An NHS administrator at an urban community health trust explains the pros and cons of having managers, rather than clinicians, running the NHS
“There are many different facets to my job: I do general IT support work in a community health care NHS trust, but I also mediate between managers in the local clinical commissioning group – which pays our trust to carry out medical and social services in our borough – and clinicians in the trust. In this capacity, I work with nurses and health visitors on the clinical side, and senior managers on the managerial side.
I have not been in this role for very long, but have worked in different parts of the NHS for around five years. Over this time, I have seen some dramatic changes in the organisation. When I joined, most NHS bodies were managed by clinicians; now managers all seem to come from the commercial world. That’s had a mixed impact: many aspects of our trust are now being run much more efficiently, and there is less scope for staff to let productivity slip. But clinicians don’t always approve of putting business managers with very little medical understanding in charge of running medical institutions. They find it hard to accept being told how to do their jobs by people who know so little about the subject.
One way in which the new, more commercial approach has had a positive impact has been a new mapping system, through which health visitors are allocated their appointments. Before this was introduced, health visitors – who drive from appointment to appointment – were ascribed jobs solely depending on which borough they work for, even though someone from a different borough might be closer to an address. With the new system, admin workers can track the health visitors and allocate the closest addresses to their itinerary, making the whole process more efficient.
Health visitors now also have to keep a daily diary, detailing all their movements throughout the day; the data is discussed at weekly meetings. This reduces scope for them to skive – but I’m sure the vast majority of health visitors wouldn’t anyway.
Recording each and every one of their movements also protects them: being able to prove where they were means they can’t be blamed for things that weren’t their fault. Unfortunately the requirement to put all the data into a centralised system is a huge strain on clinicians’ time. Whereas before they could take handwritten notes while with a patient or in the car, now they have to wait until they get to a computer at the office.
They can’t cut down on the number of appointments to get the extra clerical work done, either. Managers have set clinicians a target of spending 50% of their time with patients. It’s been made clear that if that target isn’t met, the CCG will commission private companies for those services instead. This constant threat does spur people on to work harder, but also dampens morale and leads to severe stress.
One trust in England is already commissioning private firms to deliver large parts of its health and social services. The government is privatising the NHS through the back door, but very few people outside the service seem to have noticed.

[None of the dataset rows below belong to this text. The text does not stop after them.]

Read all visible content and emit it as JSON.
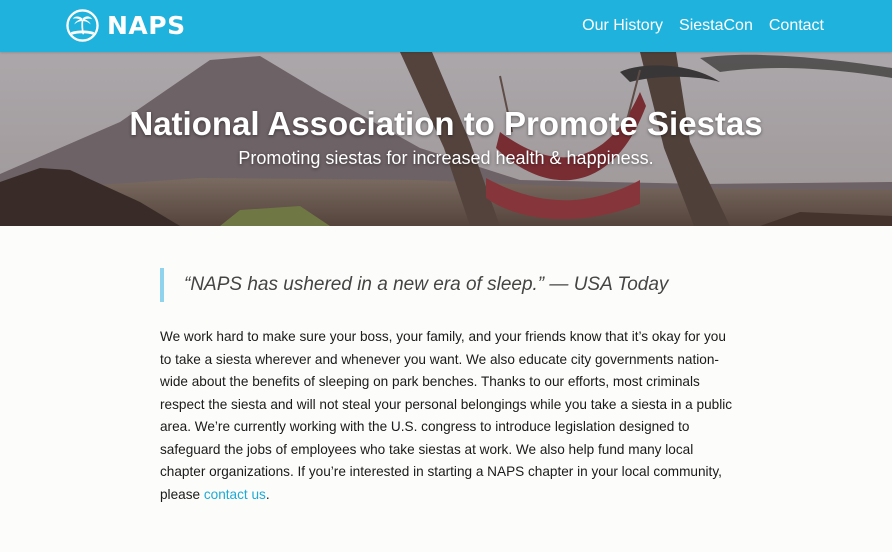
{
  "brand": {
    "name": "NAPS"
  },
  "nav": {
    "links": [
      "Our History",
      "SiestaCon",
      "Contact"
    ]
  },
  "hero": {
    "title": "National Association to Promote Siestas",
    "subtitle": "Promoting siestas for increased health & happiness."
  },
  "quote": {
    "text": "“NAPS has ushered in a new era of sleep.” — USA Today"
  },
  "body": {
    "paragraph": "We work hard to make sure your boss, your family, and your friends know that it’s okay for you to take a siesta wherever and whenever you want. We also educate city governments nation-wide about the benefits of sleeping on park benches. Thanks to our efforts, most criminals respect the siesta and will not steal your personal belongings while you take a siesta in a public area. We’re currently working with the U.S. congress to introduce legislation designed to safeguard the jobs of employees who take siestas at work. We also help fund many local chapter organizations. If you’re interested in starting a NAPS chapter in your local community, please",
    "link_text": "contact us",
    "trailing": "."
  },
  "colors": {
    "navbar": "#1fb2dd",
    "link": "#1fa9d6",
    "quote_border": "#8fd3ec"
  }
}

The 50% patient-facing time target is just one of many goals that clinicians and clerical staff are accepting begrudgingly. Sometimes, the statistics required by managers are so unattainable that staff just make them up. For instance, managers want health visitors to record the ethnicity of every patient; but some they feel awkward asking, or don’t want to ask as a matter of principle, so they tick the box for ‘other’ – making the data very inaccurate.
There are similar problems with the information about new mothers. Health visitors record whether mums are breast-feeding or smoking during the new birth visit. Now managers have said they must also provide the same data six to eight weeks after the first visit. But due to a severe lack of health visitors, it isn’t always possible to repeat visits after six to eight weeks, so data is often just made up or copied from the first visit. There is a culture amongst managers of ignoring any suggestions that the targets might be unrealistic and could lead to inaccuracies in the data.
Clinicians rightly ask: ‘What’s the point of all these managers?’. They don’t see managers working with them to improve patient care, and they’re increasingly made to do things based on financial rather than clinical motivations. It doesn’t spell out a promising future for the NHS.”